Ne consegue che, se lecita era la “conservazione” dei vetrini da parte delle strutture ospedaliere, risulta del tutto infondata anche la asserita violazione del divieto di “cessione” dei dati personali concernenti la parte in causa, in quanto, a fronte della richiesta del CTU nominato dal Giudice, la consegna dei vetrini da parte delle Aziende ospedaliere costituiva atto di adempimento alle prescrizioni del provvedimento giudiziario di conferimento dell’incarico, con il quale il CTU veniva autorizzato anche ad acquisire “informazioni” presso terzi ex art. 194 c.p.c.

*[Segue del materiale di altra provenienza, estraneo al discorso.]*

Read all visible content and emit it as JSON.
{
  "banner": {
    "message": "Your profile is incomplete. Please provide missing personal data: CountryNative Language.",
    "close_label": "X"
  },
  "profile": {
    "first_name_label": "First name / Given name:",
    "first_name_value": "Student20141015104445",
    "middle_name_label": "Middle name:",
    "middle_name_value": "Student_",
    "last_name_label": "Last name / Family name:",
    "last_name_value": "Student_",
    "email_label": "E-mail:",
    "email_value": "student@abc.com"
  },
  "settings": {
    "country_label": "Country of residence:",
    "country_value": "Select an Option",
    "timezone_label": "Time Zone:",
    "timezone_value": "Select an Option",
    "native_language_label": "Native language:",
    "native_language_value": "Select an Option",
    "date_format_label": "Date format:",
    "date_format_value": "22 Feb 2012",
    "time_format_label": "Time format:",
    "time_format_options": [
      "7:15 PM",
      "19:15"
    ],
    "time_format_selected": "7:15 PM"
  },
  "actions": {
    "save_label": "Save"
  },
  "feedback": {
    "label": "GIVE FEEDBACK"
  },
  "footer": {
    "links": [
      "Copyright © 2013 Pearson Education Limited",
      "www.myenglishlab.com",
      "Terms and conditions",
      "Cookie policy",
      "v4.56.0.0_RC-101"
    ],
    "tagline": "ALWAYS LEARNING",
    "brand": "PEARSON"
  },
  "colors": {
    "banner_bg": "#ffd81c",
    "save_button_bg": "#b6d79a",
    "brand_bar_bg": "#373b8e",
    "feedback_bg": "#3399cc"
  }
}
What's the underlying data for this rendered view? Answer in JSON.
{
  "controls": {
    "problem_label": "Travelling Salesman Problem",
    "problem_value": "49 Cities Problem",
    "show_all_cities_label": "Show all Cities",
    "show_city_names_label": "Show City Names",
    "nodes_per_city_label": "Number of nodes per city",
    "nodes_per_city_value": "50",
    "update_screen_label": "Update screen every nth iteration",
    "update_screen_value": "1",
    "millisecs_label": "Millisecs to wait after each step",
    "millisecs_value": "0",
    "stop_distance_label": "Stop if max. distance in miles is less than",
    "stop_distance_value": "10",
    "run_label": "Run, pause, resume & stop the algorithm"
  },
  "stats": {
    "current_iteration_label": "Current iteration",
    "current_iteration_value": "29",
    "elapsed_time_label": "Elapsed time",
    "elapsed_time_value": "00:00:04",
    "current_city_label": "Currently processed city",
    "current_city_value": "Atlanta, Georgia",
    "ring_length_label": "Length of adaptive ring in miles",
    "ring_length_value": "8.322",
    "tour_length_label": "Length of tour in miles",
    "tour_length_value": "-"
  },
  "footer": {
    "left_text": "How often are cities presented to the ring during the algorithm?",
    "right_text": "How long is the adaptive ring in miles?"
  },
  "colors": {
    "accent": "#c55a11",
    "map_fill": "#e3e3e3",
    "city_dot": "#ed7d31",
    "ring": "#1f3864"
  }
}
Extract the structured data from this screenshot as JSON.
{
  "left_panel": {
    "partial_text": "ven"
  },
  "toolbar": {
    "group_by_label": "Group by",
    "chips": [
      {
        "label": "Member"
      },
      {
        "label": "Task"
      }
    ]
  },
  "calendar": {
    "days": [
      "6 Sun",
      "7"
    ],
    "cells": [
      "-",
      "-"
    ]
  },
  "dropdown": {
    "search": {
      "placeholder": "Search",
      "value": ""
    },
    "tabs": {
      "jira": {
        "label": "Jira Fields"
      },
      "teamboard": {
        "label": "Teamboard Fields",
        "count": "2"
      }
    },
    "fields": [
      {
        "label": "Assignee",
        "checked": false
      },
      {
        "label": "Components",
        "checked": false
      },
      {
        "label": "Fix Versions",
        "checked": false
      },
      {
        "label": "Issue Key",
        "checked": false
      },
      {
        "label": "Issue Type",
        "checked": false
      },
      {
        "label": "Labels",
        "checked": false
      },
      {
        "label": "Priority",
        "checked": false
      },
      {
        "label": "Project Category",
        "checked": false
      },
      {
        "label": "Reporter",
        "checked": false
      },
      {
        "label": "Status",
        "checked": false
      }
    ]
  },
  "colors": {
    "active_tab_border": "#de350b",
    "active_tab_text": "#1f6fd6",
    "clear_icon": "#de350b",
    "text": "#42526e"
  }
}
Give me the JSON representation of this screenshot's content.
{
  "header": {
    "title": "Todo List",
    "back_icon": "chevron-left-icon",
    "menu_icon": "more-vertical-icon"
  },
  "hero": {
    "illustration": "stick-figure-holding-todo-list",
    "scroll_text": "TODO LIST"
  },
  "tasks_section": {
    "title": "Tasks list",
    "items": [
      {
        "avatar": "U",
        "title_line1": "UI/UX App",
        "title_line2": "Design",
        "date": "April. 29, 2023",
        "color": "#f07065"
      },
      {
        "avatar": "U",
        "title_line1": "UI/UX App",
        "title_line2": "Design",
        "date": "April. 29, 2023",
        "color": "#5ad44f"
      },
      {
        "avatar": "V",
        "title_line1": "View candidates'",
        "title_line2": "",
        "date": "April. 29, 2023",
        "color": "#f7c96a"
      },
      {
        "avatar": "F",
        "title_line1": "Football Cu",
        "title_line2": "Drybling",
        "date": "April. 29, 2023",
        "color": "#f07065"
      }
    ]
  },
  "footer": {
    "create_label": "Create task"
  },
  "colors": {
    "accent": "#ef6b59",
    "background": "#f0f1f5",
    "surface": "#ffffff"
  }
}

4. Linee guida in materia di trattamento dei dati personali da parte dei consulenti tecnici e dei periti ausiliari del giudice e del pubblico ministero
Da ultimo, si segnala la Delibera 26.6.2008 n.46 del Garante Privacy con la quale sono state adottate le “Linee guida in materia di trattamento dei dati personali da parte dei consulenti tecnici e dei periti ausiliari del giudice e del pubblico ministero”, totalmente conformi ai principi enunciati nella sentenza in commento. Tali linee guida, in particolare, dispongono che “il consulente e il perito possono trattare lecitamente dati personali, nei limiti in cui ciò è necessario per il corretto adempimento dell’incarico ricevuto e solo nell’ambito dell’accertamento demandato dall’autorità giudiziaria sono tenuti ad acquisire, utilizzare e porre a fondamento delle proprie operazioni e valutazioni informazioni personali che, con riguardo all’oggetto dell’indagine da svolgere, siano idonee a fornire una rappresentazione (finanziaria, sanitaria, patrimoniale, relazionale, ecc.) corretta, completa e corrispondente ai dati di fatto… Ciò, non solo allo scopo di fornire un riscontro esauriente in relazione al compito assegnato, ma anche al fine di evitare che, da un quadro inesatto o comunque inidoneo di informazioni possa derivare nocumento all’interessato, anche nell’ottica di una non fedele rappresentazione della sua identità (art. 11, comma 1, lett. c).”
Le stesse Linee Guida, dunque, pongono dei limiti all’attività peritale, in ossequio al principio di pertinenza nel trattamento dei dati, disponendo in particolare che “le relazioni e le informative fornite al magistrato ed eventualmente alle parti non devono né riportare dati, specie se di natura sensibile o di carattere giudiziario o comunque di particolare delicatezza, chiaramente non pertinenti all’oggetto dell’accertamento peritale, né contenere ingiustificatamente informazioni personali relative a soggetti estranei al procedimento (art. 11, comma 1, lett. d)…..)“.
[1] Il bene della “bigenitorialità” costituisce un valore essenziale, oggetto di un preciso diritto soggettivo che sorge già per il solo fatto della nascita. Esso si traduce nella «presenza comune dei genitori nella vita del figlio idonea a garantirgli una stabile consuetudine di vita e salde relazioni affettive con entrambi” (cfr. Cassazione civile sez. I, 08/04/2019, n.9764; Cass. civ. sez. VI-I n. 18817 del 23/09/2015). Ai sensi dell’art. 7 §1 della Convenzione internazionale sui diritti della Infanzia approvata a New York il 20 novembre 1989, ratificata in Italia con L. 27 maggio 1991, n. 176, «il fanciullo è registrato immediatamente al momento della sua nascita e da allora ha diritto a un nome, ad acquisire una cittadinanza e, nella misura del possibile, a conoscere i suoi genitori e a essere allevato da essi». (cfr. Cass. civ. sez. I n. 23913 del 27/12/2012).